Relations between South Korea and China are strained after Beijing on Tuesday said it is sending 20 North Korean defectors back to their country after arresting them late last month, despite urgent requests from South Korea not to send them to almost certain internment in a gulag, torture or death in the North.
But the South Korean government is under internal pressure for failing to do its Constitutional duty to protect them. Under the Constitution, all North Koreans are automatically South Korean citizens.
Chinese authorities recently cracked down on North Korean defectors in its three northeastern provinces and apparently arrested scores in Shenyang. A South Korean group helping defectors found out about what it said were 35 arrests and appealed to the media to prevent them from being sent back to the North. The ruling Grand National Party in an emergency meeting demanded that Beijing halt the repatriations, and the Foreign Ministry dispatched an official to speak with Chinese authorities, but to no avail.
The handling of North Korean defectors has put an increasing strain on South Korea's relations with China after the number of defectors surged in the wake of a famine in North Korea in the 1990s.

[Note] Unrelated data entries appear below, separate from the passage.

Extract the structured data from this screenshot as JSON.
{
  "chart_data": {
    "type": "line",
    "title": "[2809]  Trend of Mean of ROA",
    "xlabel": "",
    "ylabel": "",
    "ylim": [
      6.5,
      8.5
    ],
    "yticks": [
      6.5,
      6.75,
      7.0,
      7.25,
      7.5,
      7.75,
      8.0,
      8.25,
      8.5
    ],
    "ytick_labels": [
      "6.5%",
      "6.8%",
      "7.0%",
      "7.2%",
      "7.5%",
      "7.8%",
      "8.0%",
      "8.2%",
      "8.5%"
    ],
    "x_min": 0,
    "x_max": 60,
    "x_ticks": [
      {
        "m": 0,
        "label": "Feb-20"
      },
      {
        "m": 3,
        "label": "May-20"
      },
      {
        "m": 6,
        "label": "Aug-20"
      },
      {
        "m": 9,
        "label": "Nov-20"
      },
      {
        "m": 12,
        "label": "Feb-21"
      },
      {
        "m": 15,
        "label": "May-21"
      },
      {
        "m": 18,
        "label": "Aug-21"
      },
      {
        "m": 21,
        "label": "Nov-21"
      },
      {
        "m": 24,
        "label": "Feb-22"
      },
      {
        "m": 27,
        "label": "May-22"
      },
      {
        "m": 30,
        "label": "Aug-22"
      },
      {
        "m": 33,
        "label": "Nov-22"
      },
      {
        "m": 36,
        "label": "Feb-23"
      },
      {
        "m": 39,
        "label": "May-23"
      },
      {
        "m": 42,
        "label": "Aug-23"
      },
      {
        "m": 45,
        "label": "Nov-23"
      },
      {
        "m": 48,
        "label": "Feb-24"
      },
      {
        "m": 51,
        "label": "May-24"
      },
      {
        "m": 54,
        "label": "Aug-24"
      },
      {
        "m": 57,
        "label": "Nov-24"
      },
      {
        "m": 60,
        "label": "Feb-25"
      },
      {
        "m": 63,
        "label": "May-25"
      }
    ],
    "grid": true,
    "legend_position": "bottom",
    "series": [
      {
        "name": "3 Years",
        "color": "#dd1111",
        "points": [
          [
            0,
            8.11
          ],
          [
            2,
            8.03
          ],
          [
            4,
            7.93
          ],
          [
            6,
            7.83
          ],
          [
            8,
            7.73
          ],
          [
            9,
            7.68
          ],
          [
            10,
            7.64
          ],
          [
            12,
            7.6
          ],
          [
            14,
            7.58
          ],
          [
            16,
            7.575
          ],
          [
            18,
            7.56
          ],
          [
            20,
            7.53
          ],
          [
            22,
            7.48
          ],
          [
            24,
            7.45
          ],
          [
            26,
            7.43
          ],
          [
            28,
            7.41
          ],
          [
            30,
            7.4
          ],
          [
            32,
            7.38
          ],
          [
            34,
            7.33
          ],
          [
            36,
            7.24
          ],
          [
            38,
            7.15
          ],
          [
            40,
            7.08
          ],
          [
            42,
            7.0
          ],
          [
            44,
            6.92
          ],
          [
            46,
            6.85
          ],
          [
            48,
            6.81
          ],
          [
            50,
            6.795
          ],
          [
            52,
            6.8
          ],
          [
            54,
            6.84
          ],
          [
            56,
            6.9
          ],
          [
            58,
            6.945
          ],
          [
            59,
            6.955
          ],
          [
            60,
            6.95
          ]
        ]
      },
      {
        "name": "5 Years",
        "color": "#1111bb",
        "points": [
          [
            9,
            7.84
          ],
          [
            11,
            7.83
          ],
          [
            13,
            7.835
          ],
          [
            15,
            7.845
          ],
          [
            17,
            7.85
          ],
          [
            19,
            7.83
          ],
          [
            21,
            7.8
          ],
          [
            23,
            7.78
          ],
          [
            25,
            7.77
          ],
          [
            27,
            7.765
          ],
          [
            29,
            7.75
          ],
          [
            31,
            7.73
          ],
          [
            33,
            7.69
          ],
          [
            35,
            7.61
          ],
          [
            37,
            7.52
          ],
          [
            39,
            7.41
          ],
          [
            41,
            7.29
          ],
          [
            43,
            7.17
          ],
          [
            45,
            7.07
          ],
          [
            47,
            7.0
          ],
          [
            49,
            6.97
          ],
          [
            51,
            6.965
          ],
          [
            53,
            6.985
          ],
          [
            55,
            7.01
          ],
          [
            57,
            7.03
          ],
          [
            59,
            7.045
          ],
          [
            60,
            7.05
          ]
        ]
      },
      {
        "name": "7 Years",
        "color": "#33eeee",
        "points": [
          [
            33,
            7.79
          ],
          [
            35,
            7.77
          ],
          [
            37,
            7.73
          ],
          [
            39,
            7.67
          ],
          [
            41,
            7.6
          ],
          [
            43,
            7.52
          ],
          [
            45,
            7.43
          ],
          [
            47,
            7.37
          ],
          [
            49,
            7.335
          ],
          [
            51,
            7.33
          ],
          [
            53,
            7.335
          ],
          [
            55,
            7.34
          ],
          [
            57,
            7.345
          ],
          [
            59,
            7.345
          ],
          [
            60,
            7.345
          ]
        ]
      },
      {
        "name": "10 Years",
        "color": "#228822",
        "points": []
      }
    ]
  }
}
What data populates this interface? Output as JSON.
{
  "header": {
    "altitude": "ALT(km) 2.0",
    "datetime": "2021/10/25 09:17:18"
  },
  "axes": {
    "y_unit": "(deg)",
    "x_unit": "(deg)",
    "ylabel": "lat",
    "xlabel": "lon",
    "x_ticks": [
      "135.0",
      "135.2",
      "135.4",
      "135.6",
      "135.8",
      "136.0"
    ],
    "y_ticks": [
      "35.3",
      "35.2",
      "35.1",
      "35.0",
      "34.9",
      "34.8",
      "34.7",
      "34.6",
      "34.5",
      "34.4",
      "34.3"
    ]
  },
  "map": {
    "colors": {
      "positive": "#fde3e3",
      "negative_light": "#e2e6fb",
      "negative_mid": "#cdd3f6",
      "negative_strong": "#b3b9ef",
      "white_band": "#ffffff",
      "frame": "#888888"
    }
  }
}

One incident was the repatriation of seven North Korean defectors from Russia, who had been caught after crossing a border from China. Russia sent back them to China, and Beijing initially promised to treat them based on humanitarian principles but ended up repatriating them to North Korea, even though they were granted refugee status by the UN Human Rights Commission. The incident has been considered one of Seoul's heaviest diplomatic failures.
Seoul has continuously demanded that Beijing stop repatriation of North Koreans, citing the torture and execution they may face once they are sent back. But China usually waits until global attention wanes before sending them back to the North. This pattern has persisted for the last decade.
Bejing says it takes domestic law, international law and humanitarian principles into consideration in dealing with defectors. Humanitarian principle usually prevail in areas where there is a South Korean embassy or consulate where the defectors can shelter, and they are then quietly allowed to go to South Korea. But those captured elsewhere are sent back to the North according to Chinese laws and agreements with North Korea.
But in sending them back, China violates its obligations as a signatory to the UN Refugee Convention, which prohibits sending refugees back to their home country if there is a threat to their lives or freedom.
Grand National Party floor leader Hwang Woo-yea said, "Forced repatriation of North Korean refugees is a clear violation of the UN convention and we must do everything we can to stop this."